Manual-Powered Ventilator: Bird Mark 7 is an example that operates without electricity and is primarily designed for lung expansion.
Each ventilator requires:
An inspiratory cycle.
An expiratory cycle.
Pressure Systems and High-Pressure Lines
The standard hospital outlet typically operates at 50 psi.
Ventilation techniques reduce this to safe levels using flow meters.
Ventilators can feature manifold systems to mix gases and achieve desired FiO2 levels for patients.
Understanding Pressure Measurements
Peak Inspiratory Pressure (PIP): The maximum pressure recorded during a ventilatory breath delivery.
Static Pressure: Measured at the end of inspiration with no airflow, important for assessing lung compliance (stiffness of lungs due to conditions like ARDS).
Compliance vs Resistance
Static Compliance: Measurement at the end of inspiration when flow ceases; reflects the lung's ability to inflate:
High static pressure indicates compliance issues (stiff lungs).
Low static pressure may indicate increased airway resistance (bronchospasm, secretions).
Resistance: The obstruction in the airways that affects airflow, leading to increased pressures in the ventilator.
Ventilator Management and Alarm Systems
It’s crucial to recognize alarm settings and what to respond to in emergencies.
Patients should always have a resuscitation device available at their bedside.
Waveforms and Monitoring
Waveforms will provide real-time insights into:
Pressure.
Flow rate (volume over time).
Minute ventilation formula:
An alarming low minute ventilation reading (e.g., 1.6 L/min) indicates a lifesaving necessity for intervention.

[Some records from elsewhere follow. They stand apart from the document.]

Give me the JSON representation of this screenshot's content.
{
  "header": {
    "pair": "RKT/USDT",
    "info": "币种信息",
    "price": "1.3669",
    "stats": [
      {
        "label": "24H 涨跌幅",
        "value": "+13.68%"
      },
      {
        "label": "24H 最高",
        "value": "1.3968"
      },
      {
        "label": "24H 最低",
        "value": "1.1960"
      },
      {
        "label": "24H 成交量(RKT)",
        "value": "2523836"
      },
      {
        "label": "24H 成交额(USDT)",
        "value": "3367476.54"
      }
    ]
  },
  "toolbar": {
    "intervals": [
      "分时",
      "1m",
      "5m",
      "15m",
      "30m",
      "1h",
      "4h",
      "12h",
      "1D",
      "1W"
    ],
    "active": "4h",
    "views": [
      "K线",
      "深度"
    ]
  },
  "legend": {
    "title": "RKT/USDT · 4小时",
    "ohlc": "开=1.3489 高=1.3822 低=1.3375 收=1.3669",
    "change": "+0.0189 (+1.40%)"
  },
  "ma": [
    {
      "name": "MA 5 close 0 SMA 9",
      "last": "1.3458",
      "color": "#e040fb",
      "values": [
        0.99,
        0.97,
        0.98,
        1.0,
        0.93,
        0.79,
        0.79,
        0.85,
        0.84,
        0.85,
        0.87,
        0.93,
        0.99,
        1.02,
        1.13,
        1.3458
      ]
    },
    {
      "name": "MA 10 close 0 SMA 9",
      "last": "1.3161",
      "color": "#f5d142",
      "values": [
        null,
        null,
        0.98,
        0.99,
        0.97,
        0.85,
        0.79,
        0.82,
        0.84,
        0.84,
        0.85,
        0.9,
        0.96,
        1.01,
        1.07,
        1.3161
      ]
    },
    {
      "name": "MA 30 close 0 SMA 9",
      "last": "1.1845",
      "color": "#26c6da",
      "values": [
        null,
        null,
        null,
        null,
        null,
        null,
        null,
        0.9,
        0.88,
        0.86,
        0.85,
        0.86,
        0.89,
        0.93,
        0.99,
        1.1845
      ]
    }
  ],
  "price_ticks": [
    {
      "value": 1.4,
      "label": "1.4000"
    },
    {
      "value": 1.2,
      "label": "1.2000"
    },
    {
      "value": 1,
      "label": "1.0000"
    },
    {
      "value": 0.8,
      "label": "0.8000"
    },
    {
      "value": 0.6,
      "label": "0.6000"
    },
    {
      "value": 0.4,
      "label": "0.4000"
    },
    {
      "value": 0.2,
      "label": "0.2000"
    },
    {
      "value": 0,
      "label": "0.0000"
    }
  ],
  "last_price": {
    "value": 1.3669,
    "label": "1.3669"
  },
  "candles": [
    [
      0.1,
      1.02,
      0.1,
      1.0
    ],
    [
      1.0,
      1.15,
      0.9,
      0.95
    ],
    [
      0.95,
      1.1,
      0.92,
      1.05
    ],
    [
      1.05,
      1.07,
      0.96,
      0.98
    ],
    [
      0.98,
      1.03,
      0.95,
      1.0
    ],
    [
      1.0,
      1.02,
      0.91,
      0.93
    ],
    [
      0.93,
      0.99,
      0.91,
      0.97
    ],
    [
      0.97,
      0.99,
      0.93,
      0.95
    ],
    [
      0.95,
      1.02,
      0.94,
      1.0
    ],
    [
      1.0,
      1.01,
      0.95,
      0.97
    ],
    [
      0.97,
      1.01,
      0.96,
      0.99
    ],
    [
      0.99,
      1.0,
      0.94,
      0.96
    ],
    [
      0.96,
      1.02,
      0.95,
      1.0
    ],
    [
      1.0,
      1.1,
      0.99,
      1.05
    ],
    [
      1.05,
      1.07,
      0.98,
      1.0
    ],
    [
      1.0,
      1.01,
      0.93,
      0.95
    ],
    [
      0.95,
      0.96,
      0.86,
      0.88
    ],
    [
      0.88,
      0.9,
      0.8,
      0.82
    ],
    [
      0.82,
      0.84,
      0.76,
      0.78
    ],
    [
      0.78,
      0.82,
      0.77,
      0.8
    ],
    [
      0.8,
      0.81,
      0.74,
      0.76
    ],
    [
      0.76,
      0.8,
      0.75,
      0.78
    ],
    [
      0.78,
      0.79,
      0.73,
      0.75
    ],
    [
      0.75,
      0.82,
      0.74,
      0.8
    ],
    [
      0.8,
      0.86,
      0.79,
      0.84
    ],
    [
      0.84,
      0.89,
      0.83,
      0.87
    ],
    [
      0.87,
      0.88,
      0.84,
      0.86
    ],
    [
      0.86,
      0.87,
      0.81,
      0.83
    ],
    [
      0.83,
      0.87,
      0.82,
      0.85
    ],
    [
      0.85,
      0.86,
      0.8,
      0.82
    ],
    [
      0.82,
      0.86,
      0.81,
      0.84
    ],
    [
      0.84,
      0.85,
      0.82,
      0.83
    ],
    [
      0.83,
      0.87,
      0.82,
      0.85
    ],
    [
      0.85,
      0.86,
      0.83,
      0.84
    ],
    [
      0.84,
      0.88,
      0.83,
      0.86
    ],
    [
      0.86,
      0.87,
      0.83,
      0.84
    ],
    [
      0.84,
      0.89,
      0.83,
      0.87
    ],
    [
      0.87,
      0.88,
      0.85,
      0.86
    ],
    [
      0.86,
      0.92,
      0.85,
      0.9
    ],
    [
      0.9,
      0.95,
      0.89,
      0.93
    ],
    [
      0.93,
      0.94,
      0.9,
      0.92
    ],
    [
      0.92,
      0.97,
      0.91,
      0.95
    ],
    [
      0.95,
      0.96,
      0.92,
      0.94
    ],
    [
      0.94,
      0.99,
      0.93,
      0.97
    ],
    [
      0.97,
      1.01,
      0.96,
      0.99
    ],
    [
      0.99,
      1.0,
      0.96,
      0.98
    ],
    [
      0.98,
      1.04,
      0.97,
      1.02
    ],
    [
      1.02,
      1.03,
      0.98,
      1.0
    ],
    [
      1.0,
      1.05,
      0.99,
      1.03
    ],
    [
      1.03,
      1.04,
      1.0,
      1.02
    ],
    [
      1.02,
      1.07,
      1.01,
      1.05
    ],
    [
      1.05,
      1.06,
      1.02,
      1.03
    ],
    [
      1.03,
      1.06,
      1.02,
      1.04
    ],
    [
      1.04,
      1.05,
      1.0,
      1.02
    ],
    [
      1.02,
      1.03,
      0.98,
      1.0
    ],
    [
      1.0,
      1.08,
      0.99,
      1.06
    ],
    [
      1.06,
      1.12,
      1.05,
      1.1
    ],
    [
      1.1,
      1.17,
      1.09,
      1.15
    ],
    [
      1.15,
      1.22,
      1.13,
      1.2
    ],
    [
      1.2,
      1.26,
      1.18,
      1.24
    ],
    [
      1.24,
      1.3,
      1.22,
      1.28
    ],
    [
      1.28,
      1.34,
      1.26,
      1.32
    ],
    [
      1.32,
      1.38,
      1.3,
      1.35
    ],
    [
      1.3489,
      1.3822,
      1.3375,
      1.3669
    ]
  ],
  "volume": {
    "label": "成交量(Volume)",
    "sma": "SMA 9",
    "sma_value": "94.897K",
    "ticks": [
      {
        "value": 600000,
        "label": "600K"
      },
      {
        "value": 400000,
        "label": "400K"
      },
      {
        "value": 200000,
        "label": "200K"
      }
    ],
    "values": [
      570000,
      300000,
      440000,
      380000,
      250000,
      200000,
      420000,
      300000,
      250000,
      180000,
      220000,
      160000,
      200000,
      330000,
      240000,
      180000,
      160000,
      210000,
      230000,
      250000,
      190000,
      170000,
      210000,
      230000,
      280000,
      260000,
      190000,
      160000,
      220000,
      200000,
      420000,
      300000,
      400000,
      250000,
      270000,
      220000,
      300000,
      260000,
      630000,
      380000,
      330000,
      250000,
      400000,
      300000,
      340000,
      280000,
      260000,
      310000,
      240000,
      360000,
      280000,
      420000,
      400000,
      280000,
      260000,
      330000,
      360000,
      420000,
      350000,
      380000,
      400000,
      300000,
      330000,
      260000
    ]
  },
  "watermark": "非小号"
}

Components of Ventilator Settings
Clear understanding of settings like tidal volume, PIP, and minute ventilation is necessary for effective patient management.
Tidal Volume: Desired volume delivered per breath; normally around 500-600 cc.
Keep in mind states of compliance and resistance during patient evaluations to ensure accurate responses to ventilatory changes.
Drift into Practical Experience
Discussion emphasizes the importance of hands-on experience with ventilators, practicing adjustments in real-time, and troubleshooting for optimization of patient care.
The critical nature of maintaining equipment hygiene and function is highlighted, including the placement and securing of tubing to avoid disconnections and prevent contamination.